A city worker power washes the LYDA RESIGN painted sign from Tucker Boulevard. - DOYLE MURPHY
DOYLE MURPHY
A city worker power washes the LYDA RESIGN painted sign from Tucker Boulevard.


St. Louis police and maintenance workers cleared a protest camp in front of City Hall early this morning.

Arriving shortly before 4 a.m., dozens of officers moved in and ordered people to leave. Police Captain Renee Kriesmann, who commands the Fourth District, says people left peacefully. There was at least one media report of a large fight earlier, but that appears to be false according to police and witness accounts posted to Twitter.

"This is an important building, it's a building that runs our city government," Kriesmann says. "Getting it reopened and back to normal was important to everybody."

Protesters calling for Mayor Lyda Krewson's resignation had been camped in front of City Hall since Wednesday, bringing in tents and even some furniture.  Krewson has been a target of protests for two weeks. During a briefing on June 26 on Facebook Live, she broadcast the names and addresses of advocates for defunding the city's police department. The video was later deleted, but backlash against the doxing was swift and has included protests outside her home in the Central West End.
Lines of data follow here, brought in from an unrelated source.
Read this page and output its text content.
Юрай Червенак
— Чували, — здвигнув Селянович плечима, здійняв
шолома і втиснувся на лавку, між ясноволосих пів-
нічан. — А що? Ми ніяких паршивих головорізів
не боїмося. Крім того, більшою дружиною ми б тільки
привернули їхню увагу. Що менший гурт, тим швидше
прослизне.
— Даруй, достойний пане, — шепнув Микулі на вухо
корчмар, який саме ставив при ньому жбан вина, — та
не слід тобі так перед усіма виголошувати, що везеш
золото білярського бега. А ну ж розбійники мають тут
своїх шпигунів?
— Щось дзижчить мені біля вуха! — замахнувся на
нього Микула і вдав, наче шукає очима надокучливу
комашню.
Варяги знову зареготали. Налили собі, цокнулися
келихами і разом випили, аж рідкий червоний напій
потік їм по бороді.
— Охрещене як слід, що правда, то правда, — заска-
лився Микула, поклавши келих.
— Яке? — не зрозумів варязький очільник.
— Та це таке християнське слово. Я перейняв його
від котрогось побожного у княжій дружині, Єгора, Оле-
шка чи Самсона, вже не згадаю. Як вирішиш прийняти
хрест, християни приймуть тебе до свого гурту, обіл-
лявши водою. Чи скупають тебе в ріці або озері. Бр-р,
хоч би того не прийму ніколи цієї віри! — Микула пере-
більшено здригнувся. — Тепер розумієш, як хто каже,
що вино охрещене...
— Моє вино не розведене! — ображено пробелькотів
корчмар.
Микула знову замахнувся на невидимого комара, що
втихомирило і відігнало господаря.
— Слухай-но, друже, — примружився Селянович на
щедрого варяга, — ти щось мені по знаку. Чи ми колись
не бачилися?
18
On the first night of the Occupy City Hall STL camp, police say a city tow truck driver was hit with the barrel of an assault-style rifle while trying to tow a vehicle from the scene early Thursday morning. Kriesmann says police took a suspect in that case into custody several hours prior to clearing the camp on Friday morning. Police have not named the person.

Protesters had promised to stay until Krewson resigned. They painted in massive block letters "LYDA RESIGN" on Tucker Boulevard. Several dozen people had filled the camp, although a smaller number stayed overnight Thursday into Friday. Street medics had set up tents, stocked with basic supplies and water at the south end of the encampment. Video posted by a group associated with the medics, MARCH St. Louis, showed police officers  photographing people trying to pack out what they could before police confiscated the rest.


Police had staged riot cops nearby but ended up using dozens of officers in the bicycle unit to do most of the enforcement. Kriesmann says the City Hall grounds are considered a city park, and police were enforcing a curfew that forbids people from staying overnight in parks.

By 5:45 a.m., all the tents had been removed, and dozens of bike cops pedaled away from City Hall. A small number of police officers remained to block off commuter traffic on Tucker while city workers with pressure washers and brushes scrubbed the LYDA RESIGN painting off the street.

Bicycle police pedal away from City Hall. - DOYLE MURPHY
DOYLE MURPHY
Bicycle police pedal away from City Hall.